|Date and Time||2019年11月14日 15:30 - 17:00|
|Speaker||1. Ya-Ming Hou 2. Howard Gamper|
|Affiliation||Department of Biochemistry and Molecular Biology, Thomas Jefferson University|
|Poster||click here to download(PDF)|
|Title||1. tRNA Methylation Is a Global Determinant of Bacterial Multi-Drug Resistance 2. Insights into Genome Recoding from the Mechanism of a Classic +1-Frameshift-Suppressor tRNA|
Gram-negative bacteria are intrinsically resistant to drugs. Here, we show that m1G37-tRNA methylation determines the synthesis of a multitude of membrane proteins via its control of translation at proline codons near the start of open-reading frames. Our results highlight the potential of tRNA methylation in codon-specific translation to control the development of multi-drug resistance in Gram-negative bacteria.
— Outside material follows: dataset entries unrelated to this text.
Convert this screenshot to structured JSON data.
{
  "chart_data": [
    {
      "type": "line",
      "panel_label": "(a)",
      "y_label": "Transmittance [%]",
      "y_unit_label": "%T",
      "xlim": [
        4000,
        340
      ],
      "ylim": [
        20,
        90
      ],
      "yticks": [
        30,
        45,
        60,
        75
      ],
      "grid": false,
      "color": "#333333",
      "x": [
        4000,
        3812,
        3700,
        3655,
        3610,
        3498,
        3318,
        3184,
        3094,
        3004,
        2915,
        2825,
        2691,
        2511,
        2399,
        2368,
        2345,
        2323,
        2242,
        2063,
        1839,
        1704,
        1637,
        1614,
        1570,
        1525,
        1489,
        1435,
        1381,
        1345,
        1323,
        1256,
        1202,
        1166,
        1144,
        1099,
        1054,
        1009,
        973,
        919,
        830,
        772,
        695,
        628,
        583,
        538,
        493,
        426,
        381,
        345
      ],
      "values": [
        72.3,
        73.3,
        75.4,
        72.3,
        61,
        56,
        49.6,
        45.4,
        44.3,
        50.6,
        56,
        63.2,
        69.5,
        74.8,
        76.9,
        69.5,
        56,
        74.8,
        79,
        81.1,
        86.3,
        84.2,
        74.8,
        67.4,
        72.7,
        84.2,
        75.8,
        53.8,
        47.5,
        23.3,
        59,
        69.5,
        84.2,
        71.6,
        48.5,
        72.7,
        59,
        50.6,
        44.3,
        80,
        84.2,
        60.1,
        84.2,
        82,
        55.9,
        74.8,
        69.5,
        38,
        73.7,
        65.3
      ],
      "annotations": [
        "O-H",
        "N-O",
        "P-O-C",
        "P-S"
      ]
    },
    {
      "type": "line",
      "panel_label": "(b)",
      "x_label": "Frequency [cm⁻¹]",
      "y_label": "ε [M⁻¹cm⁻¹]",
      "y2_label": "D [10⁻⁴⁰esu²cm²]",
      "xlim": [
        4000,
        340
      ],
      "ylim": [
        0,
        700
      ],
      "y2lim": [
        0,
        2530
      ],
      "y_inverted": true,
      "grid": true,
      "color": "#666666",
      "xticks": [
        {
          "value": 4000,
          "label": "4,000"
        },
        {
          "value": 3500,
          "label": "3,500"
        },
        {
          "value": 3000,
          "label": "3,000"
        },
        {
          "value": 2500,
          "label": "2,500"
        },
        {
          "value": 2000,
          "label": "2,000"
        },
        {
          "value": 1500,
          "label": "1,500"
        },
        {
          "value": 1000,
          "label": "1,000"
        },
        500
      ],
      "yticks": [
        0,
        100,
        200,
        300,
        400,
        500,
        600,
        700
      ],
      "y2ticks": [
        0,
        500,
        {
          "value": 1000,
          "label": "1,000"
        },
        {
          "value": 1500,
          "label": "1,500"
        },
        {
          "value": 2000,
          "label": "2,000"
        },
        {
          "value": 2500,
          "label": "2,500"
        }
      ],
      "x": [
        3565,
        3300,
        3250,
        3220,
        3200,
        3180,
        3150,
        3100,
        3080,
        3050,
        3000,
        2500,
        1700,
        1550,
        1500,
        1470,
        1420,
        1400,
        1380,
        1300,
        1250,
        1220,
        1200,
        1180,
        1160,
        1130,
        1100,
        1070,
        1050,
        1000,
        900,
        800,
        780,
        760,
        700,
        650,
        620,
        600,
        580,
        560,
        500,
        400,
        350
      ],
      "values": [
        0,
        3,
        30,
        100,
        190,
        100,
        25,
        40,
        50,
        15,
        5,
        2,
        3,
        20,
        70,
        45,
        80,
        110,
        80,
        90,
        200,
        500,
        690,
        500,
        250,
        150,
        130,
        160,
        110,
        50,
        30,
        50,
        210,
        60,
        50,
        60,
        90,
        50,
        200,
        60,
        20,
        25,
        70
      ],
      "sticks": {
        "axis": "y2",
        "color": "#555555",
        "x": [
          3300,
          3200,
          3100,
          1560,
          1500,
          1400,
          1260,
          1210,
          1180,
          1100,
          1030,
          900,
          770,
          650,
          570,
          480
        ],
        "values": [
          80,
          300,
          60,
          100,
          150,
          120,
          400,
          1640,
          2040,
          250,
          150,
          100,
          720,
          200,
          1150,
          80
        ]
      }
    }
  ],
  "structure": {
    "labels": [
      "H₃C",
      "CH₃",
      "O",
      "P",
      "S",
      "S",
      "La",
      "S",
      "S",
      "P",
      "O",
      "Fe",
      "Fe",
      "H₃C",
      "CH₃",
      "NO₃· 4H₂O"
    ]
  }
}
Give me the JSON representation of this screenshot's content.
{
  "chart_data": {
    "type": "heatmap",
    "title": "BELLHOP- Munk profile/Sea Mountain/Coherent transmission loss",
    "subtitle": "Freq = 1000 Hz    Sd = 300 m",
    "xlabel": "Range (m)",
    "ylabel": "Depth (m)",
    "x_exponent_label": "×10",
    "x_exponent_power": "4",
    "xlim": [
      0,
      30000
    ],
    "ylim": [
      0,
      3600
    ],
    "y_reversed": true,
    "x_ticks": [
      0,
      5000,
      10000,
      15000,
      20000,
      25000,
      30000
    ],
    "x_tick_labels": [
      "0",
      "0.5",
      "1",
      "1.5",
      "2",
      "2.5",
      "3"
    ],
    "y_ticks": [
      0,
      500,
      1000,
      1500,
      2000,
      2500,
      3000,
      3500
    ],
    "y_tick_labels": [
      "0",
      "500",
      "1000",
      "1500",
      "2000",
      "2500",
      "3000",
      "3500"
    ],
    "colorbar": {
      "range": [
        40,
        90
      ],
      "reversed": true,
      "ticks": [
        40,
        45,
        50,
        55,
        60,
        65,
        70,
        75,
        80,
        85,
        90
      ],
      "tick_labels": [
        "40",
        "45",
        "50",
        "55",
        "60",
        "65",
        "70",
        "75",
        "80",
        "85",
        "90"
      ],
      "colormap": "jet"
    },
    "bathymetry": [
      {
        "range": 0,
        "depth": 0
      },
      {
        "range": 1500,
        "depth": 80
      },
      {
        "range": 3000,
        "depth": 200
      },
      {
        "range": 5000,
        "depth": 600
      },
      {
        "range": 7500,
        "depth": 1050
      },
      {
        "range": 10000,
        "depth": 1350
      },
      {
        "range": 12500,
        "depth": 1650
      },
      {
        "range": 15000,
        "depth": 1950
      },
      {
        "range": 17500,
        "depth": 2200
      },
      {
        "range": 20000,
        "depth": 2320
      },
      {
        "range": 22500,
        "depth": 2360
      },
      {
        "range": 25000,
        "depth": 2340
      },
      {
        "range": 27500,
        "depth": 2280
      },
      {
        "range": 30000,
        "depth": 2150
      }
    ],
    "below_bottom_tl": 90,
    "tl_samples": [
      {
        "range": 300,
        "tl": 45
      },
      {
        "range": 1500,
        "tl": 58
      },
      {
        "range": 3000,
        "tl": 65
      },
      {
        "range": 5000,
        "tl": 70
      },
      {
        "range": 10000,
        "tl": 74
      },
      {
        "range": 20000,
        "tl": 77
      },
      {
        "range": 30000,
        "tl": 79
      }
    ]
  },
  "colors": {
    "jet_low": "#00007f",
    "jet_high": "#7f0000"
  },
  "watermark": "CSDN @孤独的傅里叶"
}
While quadruplet codons are attractive for genome recoding, their translation mechanism is unknown. Using a classic +1-frameshift-suppressor tRNA SufB2 as a model, we elucidated the mechanism by which quadruplet codons are translated by +1-frameshifting. Our results highlight the potential of ribosomal head-domain-mediated translocation as a regulator of +1-frameshifting and suggest that successful engineering of head swiveling can improve the efficiency of genome recoding.